Originalmente, la visita del Papa era solo a Quito. Pero como Francisco había declarado en marzo a 2015 como el año de la misericordia, quería conocer el Santuario de la Divina Misericordia, ubicado en el kilómetro 26 de la vía a la Costa, en Guayaquil. Ahí, daría la misa. Para eso, la agenda del Papa aumentó un día en Ecuador, y después irá a Bolivia y Paraguay. El problema con ese lugar era que había una sola vía de acceso, y en alguna situación de riesgo, una evacuación sería imposible: a la misa del Papa se espera que lleguen un millón de cristianos. Era la preocupación del presidente de la república, Rafael Correa, cuando sobrevoló el santuario, el 19 de mayo. En su enlace ciudadano del 30 de mayo, Correa contó que ya había informes que aseguraban que la misa ahí era inviable. “Entonces, ¿por qué siguen trabajando?”, había preguntado el Presidente. Los  ministerios de Vivienda y de Transporte y Obras Públicas ya habían ejecutado el 30% de los trabajos de adecuación de las tierras alrededor del santuario. Unas cuarenta y cuatro hectáreas de terreno irregular –con elevaciones de hasta catorce metros– debían convertirse en una explanada para oficiar la misa con todos los creyentes.

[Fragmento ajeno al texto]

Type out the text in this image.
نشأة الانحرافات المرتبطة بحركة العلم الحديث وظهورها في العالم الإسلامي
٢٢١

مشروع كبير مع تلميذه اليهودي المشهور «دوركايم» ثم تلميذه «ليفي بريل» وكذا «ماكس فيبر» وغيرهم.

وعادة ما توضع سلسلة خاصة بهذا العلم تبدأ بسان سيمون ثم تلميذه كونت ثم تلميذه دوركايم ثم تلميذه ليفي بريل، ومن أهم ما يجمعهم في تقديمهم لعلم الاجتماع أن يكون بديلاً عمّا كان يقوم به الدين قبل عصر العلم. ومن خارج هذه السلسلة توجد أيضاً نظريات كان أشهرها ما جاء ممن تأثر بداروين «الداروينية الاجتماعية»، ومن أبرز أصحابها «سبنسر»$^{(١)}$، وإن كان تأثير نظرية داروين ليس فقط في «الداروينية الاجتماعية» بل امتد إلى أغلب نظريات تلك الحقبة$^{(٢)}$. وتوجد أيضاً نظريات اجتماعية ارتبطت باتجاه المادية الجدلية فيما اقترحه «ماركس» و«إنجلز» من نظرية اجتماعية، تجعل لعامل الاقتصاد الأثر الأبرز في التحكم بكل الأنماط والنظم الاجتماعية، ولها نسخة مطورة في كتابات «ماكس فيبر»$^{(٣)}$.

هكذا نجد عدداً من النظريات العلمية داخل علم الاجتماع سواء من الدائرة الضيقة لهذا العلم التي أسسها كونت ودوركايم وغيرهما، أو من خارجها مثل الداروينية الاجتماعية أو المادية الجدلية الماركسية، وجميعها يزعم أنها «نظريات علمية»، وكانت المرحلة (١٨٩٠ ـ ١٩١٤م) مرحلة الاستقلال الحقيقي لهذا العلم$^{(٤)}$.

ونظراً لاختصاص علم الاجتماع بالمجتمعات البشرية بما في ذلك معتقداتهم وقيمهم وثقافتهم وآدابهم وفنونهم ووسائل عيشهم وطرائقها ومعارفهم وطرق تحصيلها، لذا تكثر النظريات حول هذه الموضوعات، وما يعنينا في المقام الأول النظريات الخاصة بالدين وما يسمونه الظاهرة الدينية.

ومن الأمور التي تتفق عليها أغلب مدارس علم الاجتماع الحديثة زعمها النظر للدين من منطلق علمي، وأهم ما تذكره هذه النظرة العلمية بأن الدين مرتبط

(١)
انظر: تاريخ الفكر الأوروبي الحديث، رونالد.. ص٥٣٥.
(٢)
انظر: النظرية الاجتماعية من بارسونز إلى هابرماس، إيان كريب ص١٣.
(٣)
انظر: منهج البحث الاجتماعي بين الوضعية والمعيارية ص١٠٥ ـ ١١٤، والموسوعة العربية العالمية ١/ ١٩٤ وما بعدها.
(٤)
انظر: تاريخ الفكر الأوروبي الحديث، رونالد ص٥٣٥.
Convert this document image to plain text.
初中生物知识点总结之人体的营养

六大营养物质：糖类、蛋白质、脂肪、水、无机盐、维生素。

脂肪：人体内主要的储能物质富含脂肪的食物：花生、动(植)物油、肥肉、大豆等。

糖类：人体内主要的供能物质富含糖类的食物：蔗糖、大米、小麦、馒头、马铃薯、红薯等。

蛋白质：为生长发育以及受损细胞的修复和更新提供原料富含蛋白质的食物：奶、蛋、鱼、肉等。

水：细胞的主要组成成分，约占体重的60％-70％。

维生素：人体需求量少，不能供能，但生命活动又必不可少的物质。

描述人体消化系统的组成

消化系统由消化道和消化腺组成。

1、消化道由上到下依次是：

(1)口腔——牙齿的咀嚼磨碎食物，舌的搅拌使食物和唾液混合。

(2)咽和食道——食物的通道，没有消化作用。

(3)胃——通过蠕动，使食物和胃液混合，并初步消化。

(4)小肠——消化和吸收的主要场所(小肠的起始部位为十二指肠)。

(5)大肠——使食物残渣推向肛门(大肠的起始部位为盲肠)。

La noche del 19 de mayo, Correa reunió al Consejo de Seguridad del Guayas –integrado por miembros de la Policía, las Fuerzas Armadas, la Secretaría Nacional de Gestión de Riesgos (SNGR) y la Gobernación del Guayas– y les dio 72 horas para presentar un informe técnico que determinara finalmente si se podría ofrecer seguridad en la misa. Al día siguiente, Panchana dio la rueda de prensa en que sugería que la misa no debía ser en el Santuario de la Divina Misericordia, sino en el Parque Samanes, ubicado al norte de Guayaquil, que cuenta con suficientes vías de acceso y con cincuenta hectáreas de explanada donde albergar al millón de cristianos.

Hubo polémica enseguida. En redes sociales acusaron a Panchana de querer politizar la visita al llevarla a un lugar simbólico para el Gobierno. Un editorial del Mercurio de Cuenca cuestionaba el tropicalismo incontrolado del entonces gobernador, que le costó el cargo. Pero sobre todo, la Conferencia Episcopal Ecuatoriana (CEE) y la Arquidiócesis de Guayaquil se negaron. Todo ese día, 20 de mayo, aparecieron en páginas web de medios de comunicación las versiones de los sacerdotes. David De la Torre, vocero de la CEE, dijo que no había tiempo “para polémicas estériles”, porque el Papa iba a venir a Guayaquil porque quería ir al Santuario de la Divina Misericordia. El presidente de la CEE, Fausto Trávez, advirtió que ese cambio podría provocar que Francisco cancelara su visita a Guayaquil, porque “el dueño de la visita es el Papa y él resuelve”. Y según Antonio Arregui, se estaba exagerando con la seguridad. Según la CEE, los responsables del viaje pontificio habían dicho que si no podía asistir un millón de personas en el santuario, “cabría disponer el sitio para albergar un número inferior de personas, siempre el mayor posible”. El problema era que, como reveló el informe técnico de la SNGR, las personas que entraban eran once mil, apenas el 1% de la cifra original. Las declaraciones se producían y reproducían en la prensa. Al final del día, la posibilidad de que la visita se cancele había generado tal presión que Panchana tuvo que presentar su renuncia, por sugerir una mejor opción. “Declaraciones que puedan comprometer de alguna manera la seguridad de la visita papal no pueden ser permitidas”, dijo la secretaria de Gestión Política del Gobierno. La sede de la misa era inamovible por deseo de Francisco. O eso era lo que decían la Conferencia y el arzobispo.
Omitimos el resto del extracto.